Genevieve Maquilan; and graduate student Estienne Swart. Former Princeton

postdoctoral fellow Thomas Doak, now of Indiana University, also contributed

to the study.

Landweber and other members of her team are researching the origin and

evolution of genes and genome rearrangement, with particular focus on

Oxytricha because it undergoes massive genome reorganization during development.

In her lab, Landweber studies the evolutionary origin of novel genetic systems

such as Oxytricha’s. By combining molecular, evolutionary, theoretical and

synthetic biology, Landweber and colleagues last year discovered an RNA

(ribonucleic acid)-guided mechanism underlying its complex genome rearrangements.

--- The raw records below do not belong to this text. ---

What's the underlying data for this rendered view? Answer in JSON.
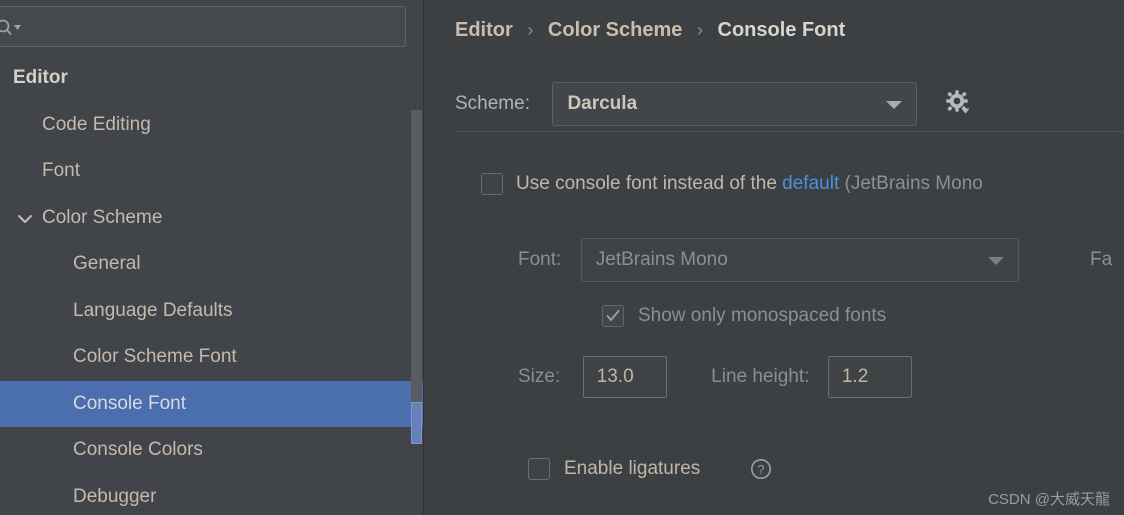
{
  "window": {
    "theme_background": "#3c4043",
    "sidebar_background": "#41454a",
    "selection_color": "#4b6eaf",
    "link_color": "#4d90e0",
    "text_color": "#c2b6a8",
    "disabled_text_color": "#8e8e8e"
  },
  "sidebar": {
    "search": {
      "value": "",
      "placeholder": "",
      "icon": "search-icon",
      "dropdown_icon": "chevron-down-icon"
    },
    "items": [
      {
        "label": "Editor",
        "level": 0,
        "expandable": false,
        "expanded": false,
        "selected": false
      },
      {
        "label": "Code Editing",
        "level": 1,
        "expandable": false,
        "expanded": false,
        "selected": false
      },
      {
        "label": "Font",
        "level": 1,
        "expandable": false,
        "expanded": false,
        "selected": false
      },
      {
        "label": "Color Scheme",
        "level": 1,
        "expandable": true,
        "expanded": true,
        "selected": false
      },
      {
        "label": "General",
        "level": 2,
        "expandable": false,
        "expanded": false,
        "selected": false
      },
      {
        "label": "Language Defaults",
        "level": 2,
        "expandable": false,
        "expanded": false,
        "selected": false
      },
      {
        "label": "Color Scheme Font",
        "level": 2,
        "expandable": false,
        "expanded": false,
        "selected": false
      },
      {
        "label": "Console Font",
        "level": 2,
        "expandable": false,
        "expanded": false,
        "selected": true
      },
      {
        "label": "Console Colors",
        "level": 2,
        "expandable": false,
        "expanded": false,
        "selected": false
      },
      {
        "label": "Debugger",
        "level": 2,
        "expandable": false,
        "expanded": false,
        "selected": false
      }
    ]
  },
  "content": {
    "breadcrumb": {
      "crumb1": "Editor",
      "crumb2": "Color Scheme",
      "crumb3": "Console Font",
      "separator": "›"
    },
    "scheme": {
      "label": "Scheme:",
      "value": "Darcula",
      "dropdown_icon": "chevron-down-icon",
      "settings_icon": "gear-dropdown-icon"
    },
    "use_console_font": {
      "checked": false,
      "text_before": "Use console font instead of the",
      "link": "default",
      "text_after": "(JetBrains Mono"
    },
    "font": {
      "label": "Font:",
      "value": "JetBrains Mono",
      "enabled": false,
      "dropdown_icon": "chevron-down-icon"
    },
    "fallback": {
      "label": "Fa"
    },
    "monospaced": {
      "checked": true,
      "enabled": false,
      "label": "Show only monospaced fonts"
    },
    "size": {
      "label": "Size:",
      "value": "13.0"
    },
    "line_height": {
      "label": "Line height:",
      "value": "1.2"
    },
    "ligatures": {
      "checked": false,
      "label": "Enable ligatures",
      "help_icon": "question-mark-icon"
    }
  },
  "watermark": {
    "text": "CSDN @大威天龍"
  }
}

„Last year, we found the instruction book for how to put this genome back

together again — the instruction set comes in the form of RNA that is passed

briefly from parent to offspring and these maternal RNAs provide templates for

the rearrangement process,” Landweber said. „Now we’ve been studying the

actual machinery involved in the process of cutting and splicing tremendous

amounts of DNA. Transposons are very good at that.”

The term „junk DNA” was originally coined to refer to a region of DNA that

contained no genetic information. Scientists are beginning to find, however,

that much of this so-called junk plays important roles in the regulation of

gene activity. No one yet knows how extensive that role may be.

Instead, scientists sometimes refer to these regions as „selfish DNA” if they

make no specific contribution to the reproductive success of the host

organism. Like a computer virus that copies itself ad nauseum, selfish DNA

replicates and passes from parent to offspring for the sole benefit of the DNA

itself. The present study suggests that some selfish DNA transposons can

instead confer an important role to their hosts, thereby establishing

themselves as long-term residents of the genome.